"But, Maurice," replied Lorin, "if one might be able to get out from here—a circumstance I swear to you I could not have believed possible—why do you not first save the lady? As to yourself, we will consider afterward about that."
"Impossible!" said Maurice, with a frightful oppression at his heart, "this card is for a man, not for a lady; besides, Geneviève would not depart, and leave me here, to live herself, while knowing that I remained to die."
"If she would not, then why should I? Do you imagine I possess less courage than a woman?"
"No, dear friend; I know and acknowledge your bravery, but nothing can excuse your obstinacy in this case. Then profit by this moment, and allow us the supreme felicity of knowing and feeling that you are free and happy."
"Happy!" exclaimed Lorin; "you are facetious, surely? Happy without you, eh? What the devil am I to do in this world without you; in Paris, without my usual avocations?

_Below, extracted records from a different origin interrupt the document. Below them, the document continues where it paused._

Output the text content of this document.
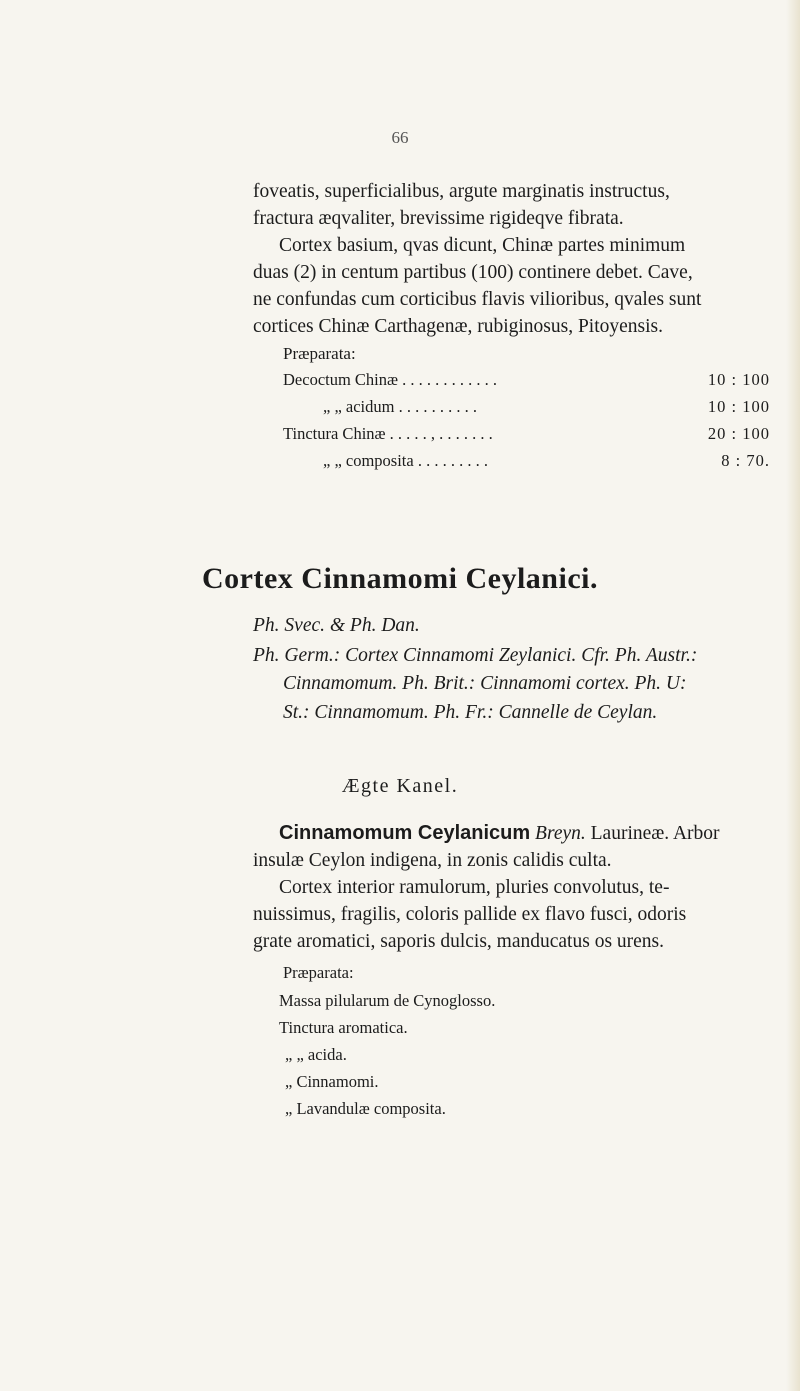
66
foveatis, superficialibus, argute marginatis instructus,
fractura æqvaliter, brevissime rigideqve fibrata.
Cortex basium, qvas dicunt, Chinæ partes minimum
duas (2) in centum partibus (100) continere debet. Cave,
ne confundas cum corticibus flavis vilioribus, qvales sunt
cortices Chinæ Carthagenæ, rubiginosus, Pitoyensis.
Præparata:
Decoctum Chinæ . . . . . . . . . . . .	10 : 100
„ „ acidum . . . . . . . . . .	10 : 100
Tinctura Chinæ . . . . . , . . . . . . .	20 : 100
„ „ composita . . . . . . . . .	8 : 70.
Cortex Cinnamomi Ceylanici.
Ph. Svec. & Ph. Dan.
Ph. Germ.: Cortex Cinnamomi Zeylanici. Cfr. Ph. Austr.:
Cinnamomum. Ph. Brit.: Cinnamomi cortex. Ph. U:
St.: Cinnamomum. Ph. Fr.: Cannelle de Ceylan.
Ægte Kanel.
Cinnamomum Ceylanicum Breyn. Laurineæ. Arbor
insulæ Ceylon indigena, in zonis calidis culta.
Cortex interior ramulorum, pluries convolutus, te-
nuissimus, fragilis, coloris pallide ex flavo fusci, odoris
grate aromatici, saporis dulcis, manducatus os urens.
Præparata:
Massa pilularum de Cynoglosso.
Tinctura aromatica.
„ „ acida.
„ Cinnamomi.
„ Lavandulæ composita.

Never to see you again, never to weary you more with my doggerel rhymes,—ah, good faith, no!"
"Lorin, my friend—"
"Exactly; it is because I am your friend that I persist in my opinion. With the prospect of recovering you both, were I a prisoner as I now am, I would tear down the walls; but to save myself, and go out from here alone into the streets, my head bowed down with a feeling resembling remorse, and a continual cry in my ears: 'Maurice!—Geneviève!' To pass into certain quarters and before certain houses where I have seen your persons, but shall now only recognize your shadows; to come at last to such an extremity of despair as to execrate this dear Paris that I have loved so well; ah, by my faith, no! And I find there was good reason for proscribing kings, were it only on account of King Dagobert."
"And what relation has King Dagobert with what concerns us?"
"What? Did not this frightful tyrant say to the great Éloi, 'The best company must part?' Ah, well! I am a Republican, and I say that nothing should make us quit good company, not even the guillotine; I feel very comfortable here, and here I will remain."
"My poor friend! my poor friend!" said Maurice.